Why am I not being prompted for Multifactor Authentication?
If your account is enabled to use Multifactor Authentication and you are not being prompted to authenticate upon logging in, this is expected behavior if your device is set to trusted or you are accessing the offline version of your LastPass Vault (with the exception for the YubiKey and Sesame authenticators).
To be prompted for Multifactor Authentication again, you can revoke trust or disable offline access for your device.
- Log in to LastPass via the web browser extension and access your Vault.
- Click Account Settings in the left navigation.
- Click the Trust Devices tab.
- In the "Label" column, locate your device (the default auto-generated name will be alphanumeric, unless you re-named it), then uncheck the box for "Enabled". When finished, close the Account Settings window.
- You may be logging in to the offline version of your LastPass Vault (if your authenticator settings are enabled to allow offline access).

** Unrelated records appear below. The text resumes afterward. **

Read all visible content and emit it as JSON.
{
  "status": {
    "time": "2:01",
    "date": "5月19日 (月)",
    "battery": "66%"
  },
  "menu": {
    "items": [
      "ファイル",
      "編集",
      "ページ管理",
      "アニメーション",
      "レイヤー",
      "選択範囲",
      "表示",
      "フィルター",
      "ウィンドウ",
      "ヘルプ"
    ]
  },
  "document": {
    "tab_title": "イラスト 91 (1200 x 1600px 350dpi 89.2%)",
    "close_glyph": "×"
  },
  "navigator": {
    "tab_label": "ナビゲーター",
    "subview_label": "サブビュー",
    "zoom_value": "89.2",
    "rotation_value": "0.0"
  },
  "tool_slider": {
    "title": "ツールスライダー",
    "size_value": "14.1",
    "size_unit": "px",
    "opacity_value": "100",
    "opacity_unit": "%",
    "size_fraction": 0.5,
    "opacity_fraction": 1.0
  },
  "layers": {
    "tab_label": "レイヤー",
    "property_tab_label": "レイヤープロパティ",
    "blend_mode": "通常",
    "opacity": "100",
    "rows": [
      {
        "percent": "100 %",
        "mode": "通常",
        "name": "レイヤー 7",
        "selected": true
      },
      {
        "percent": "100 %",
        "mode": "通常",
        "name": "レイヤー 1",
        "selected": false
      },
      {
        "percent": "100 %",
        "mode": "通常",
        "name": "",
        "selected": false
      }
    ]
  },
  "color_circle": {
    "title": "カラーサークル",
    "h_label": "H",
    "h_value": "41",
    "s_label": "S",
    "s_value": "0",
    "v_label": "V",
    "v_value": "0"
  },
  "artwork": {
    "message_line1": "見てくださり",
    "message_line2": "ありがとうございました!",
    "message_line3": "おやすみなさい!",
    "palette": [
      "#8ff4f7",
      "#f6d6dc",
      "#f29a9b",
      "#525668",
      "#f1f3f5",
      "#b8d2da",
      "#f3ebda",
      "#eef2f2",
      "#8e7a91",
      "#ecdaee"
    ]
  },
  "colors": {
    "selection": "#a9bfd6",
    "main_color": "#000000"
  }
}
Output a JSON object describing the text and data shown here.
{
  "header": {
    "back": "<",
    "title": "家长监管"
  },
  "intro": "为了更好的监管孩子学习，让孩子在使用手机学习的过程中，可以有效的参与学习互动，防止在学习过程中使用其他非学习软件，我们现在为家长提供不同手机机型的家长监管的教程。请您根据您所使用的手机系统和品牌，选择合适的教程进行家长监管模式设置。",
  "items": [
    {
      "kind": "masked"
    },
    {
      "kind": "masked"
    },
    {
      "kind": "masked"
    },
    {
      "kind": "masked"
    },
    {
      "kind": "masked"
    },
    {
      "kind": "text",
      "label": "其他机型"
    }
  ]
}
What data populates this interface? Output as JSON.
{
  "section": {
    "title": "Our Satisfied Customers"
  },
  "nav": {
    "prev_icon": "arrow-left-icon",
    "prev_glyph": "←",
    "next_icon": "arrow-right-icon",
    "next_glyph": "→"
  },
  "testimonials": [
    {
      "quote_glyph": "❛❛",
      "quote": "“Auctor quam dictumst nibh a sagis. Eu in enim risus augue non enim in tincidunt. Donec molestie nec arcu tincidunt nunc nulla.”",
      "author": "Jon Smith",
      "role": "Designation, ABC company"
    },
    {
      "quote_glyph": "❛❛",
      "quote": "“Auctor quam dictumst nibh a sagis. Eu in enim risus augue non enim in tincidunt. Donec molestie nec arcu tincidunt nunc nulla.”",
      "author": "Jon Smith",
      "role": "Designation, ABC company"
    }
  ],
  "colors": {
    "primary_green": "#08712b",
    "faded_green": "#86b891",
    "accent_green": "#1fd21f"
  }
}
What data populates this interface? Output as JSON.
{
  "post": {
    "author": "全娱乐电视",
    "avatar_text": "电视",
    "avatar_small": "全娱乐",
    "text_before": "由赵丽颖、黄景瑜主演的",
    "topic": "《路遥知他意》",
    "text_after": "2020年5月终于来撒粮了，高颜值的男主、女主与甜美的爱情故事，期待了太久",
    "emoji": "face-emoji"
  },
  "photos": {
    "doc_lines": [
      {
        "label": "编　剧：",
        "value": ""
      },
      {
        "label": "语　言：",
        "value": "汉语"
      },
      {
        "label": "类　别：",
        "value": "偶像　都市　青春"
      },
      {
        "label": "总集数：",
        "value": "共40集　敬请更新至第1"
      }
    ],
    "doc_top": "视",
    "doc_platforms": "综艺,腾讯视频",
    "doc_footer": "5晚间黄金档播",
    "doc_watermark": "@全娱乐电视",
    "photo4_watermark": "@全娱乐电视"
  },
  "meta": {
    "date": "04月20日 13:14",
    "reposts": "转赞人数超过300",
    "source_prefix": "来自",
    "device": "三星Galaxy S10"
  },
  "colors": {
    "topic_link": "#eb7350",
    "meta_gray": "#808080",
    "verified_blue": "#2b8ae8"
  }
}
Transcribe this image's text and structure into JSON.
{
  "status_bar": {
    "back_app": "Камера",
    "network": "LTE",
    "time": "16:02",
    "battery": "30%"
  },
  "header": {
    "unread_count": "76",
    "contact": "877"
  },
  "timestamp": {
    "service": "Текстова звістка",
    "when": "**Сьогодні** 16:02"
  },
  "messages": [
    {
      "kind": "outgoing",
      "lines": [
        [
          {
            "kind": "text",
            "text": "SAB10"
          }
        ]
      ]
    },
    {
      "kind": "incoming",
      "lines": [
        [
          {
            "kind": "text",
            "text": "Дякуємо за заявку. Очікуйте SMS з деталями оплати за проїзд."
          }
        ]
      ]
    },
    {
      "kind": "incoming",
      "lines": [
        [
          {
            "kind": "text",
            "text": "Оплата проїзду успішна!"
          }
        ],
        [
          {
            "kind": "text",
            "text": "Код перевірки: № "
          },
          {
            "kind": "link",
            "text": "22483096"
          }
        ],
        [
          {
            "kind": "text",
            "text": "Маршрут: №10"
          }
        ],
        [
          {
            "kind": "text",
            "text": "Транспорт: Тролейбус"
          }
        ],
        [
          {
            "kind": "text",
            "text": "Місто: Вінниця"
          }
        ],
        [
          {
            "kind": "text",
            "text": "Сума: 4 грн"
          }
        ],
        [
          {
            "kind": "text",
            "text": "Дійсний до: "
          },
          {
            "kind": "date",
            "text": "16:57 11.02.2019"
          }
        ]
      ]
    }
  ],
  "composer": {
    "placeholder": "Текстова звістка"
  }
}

- Your device has been set to trusted, which does not prompt for Multifactor Authentication for up to 30 days
- If you have not done so, log in to LastPass.
- In your web browser toolbar, click the LastPass icon then click Open My Vault.
- Select Account Settings in the left navigation.
- Click on the Multifactor Options tab.
- Click the Edit icon to the right of your desired multifactor option.
- For the "Enabled" option, use the drop-down menu to select Yes.
- For the "Permit Offline Access" option, use the drop-down menu to select Disallow, which requires the use of Multifactor Authentication and to be connected to the internet when using LastPass.
- Configure all other required fields for your authenticator (if applicable), then click Update when finished.
- Enter your Master Password, then click Continue.
- If you have already set up Multifactor Authentication for this authenticator, you are done. If you have not, follow the steps to enroll your device. Instructions will vary depending on the authenticator app you have selected.